Het radarsysteem van het voertuig is defect, waardoor het systeem voor het parkeren van de automotive om de volgende redenen niet beschikbaar is:
Het Automotive Parking Sensors Auxiliary System van het voertuig heeft een voor- en achter radarscansysteem. De voorste radar wordt uitgeschakeld tijdens parkeerhulp. Deze controle wordt gerealiseerd door een zwarte draad.
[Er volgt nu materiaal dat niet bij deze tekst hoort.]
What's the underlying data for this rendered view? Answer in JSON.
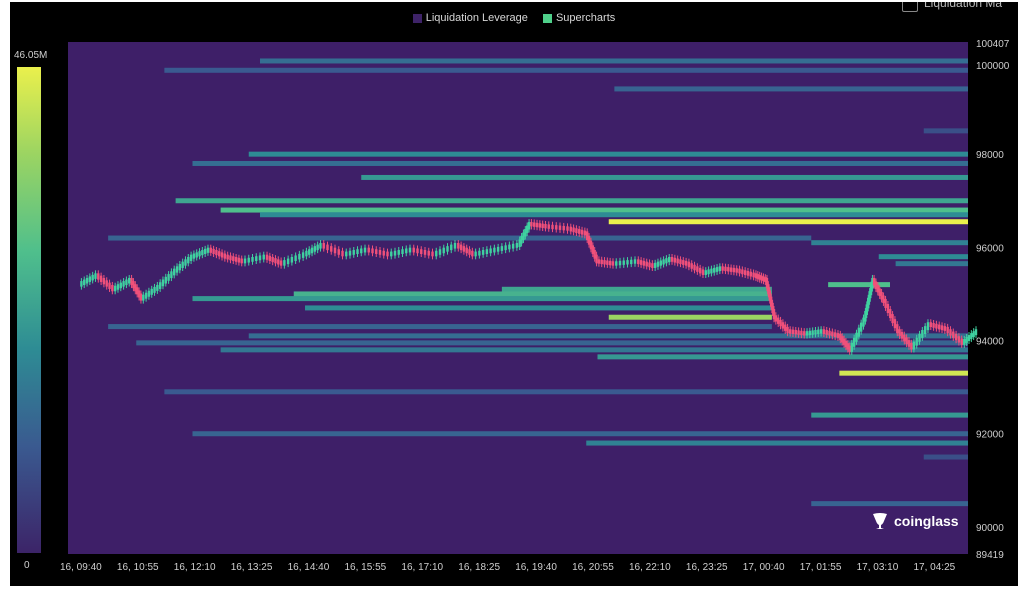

Deze draad wordt geaard wanneer het systeem werkt, om de voorste radar uit te schakelen.
Als deze draad echter wordt losgekoppeld en het systeem de voorste radar niet kan beheersen, is er een storing van het parkeerhulpsysteem, maar de foutcode kan deze storing niet weerspiegelen. Controleer de ontkoppeling van deze draad en sluit deze goed aan.
Uitgebreide informatie:
Geautomatiseerde parkeerauto's Parkeersensorensystemen volgen deze vijf basisstappen:
1. De bestuurder drijft de auto naar de voorkant van de parkeerplaats, parkeert naast de auto vooraan en activeert het automatische parkeersysteem.
2. Het automatische parkeersysteem draait de wielen naar de zijkant van de weg en snijdt de auto achteruit in de parkeerplaats op ongeveer 45 °.
3. Wanneer de auto de parkeerplaats binnenkomt, zal het automatische parkeersysteem de voorwielen rechtzetten en dan blijven omkeren.
4. Bij gebruik van de achteruitkijkspiegel om een bepaalde afstand van het voertuig achter te zorgen. Het automatische parkeersysteem draait het wiel van de zijkant van de weg, wanneer de bestuurder de auto in de aandrijfuitrusting moet parkeren en het automatische parkeren de voorkant van de auto in de parkeerplaats verandert.
5. De bestuurder moet de auto heen en weer verplaatsen in de parkeerplaats totdat de auto in de juiste positie stopt.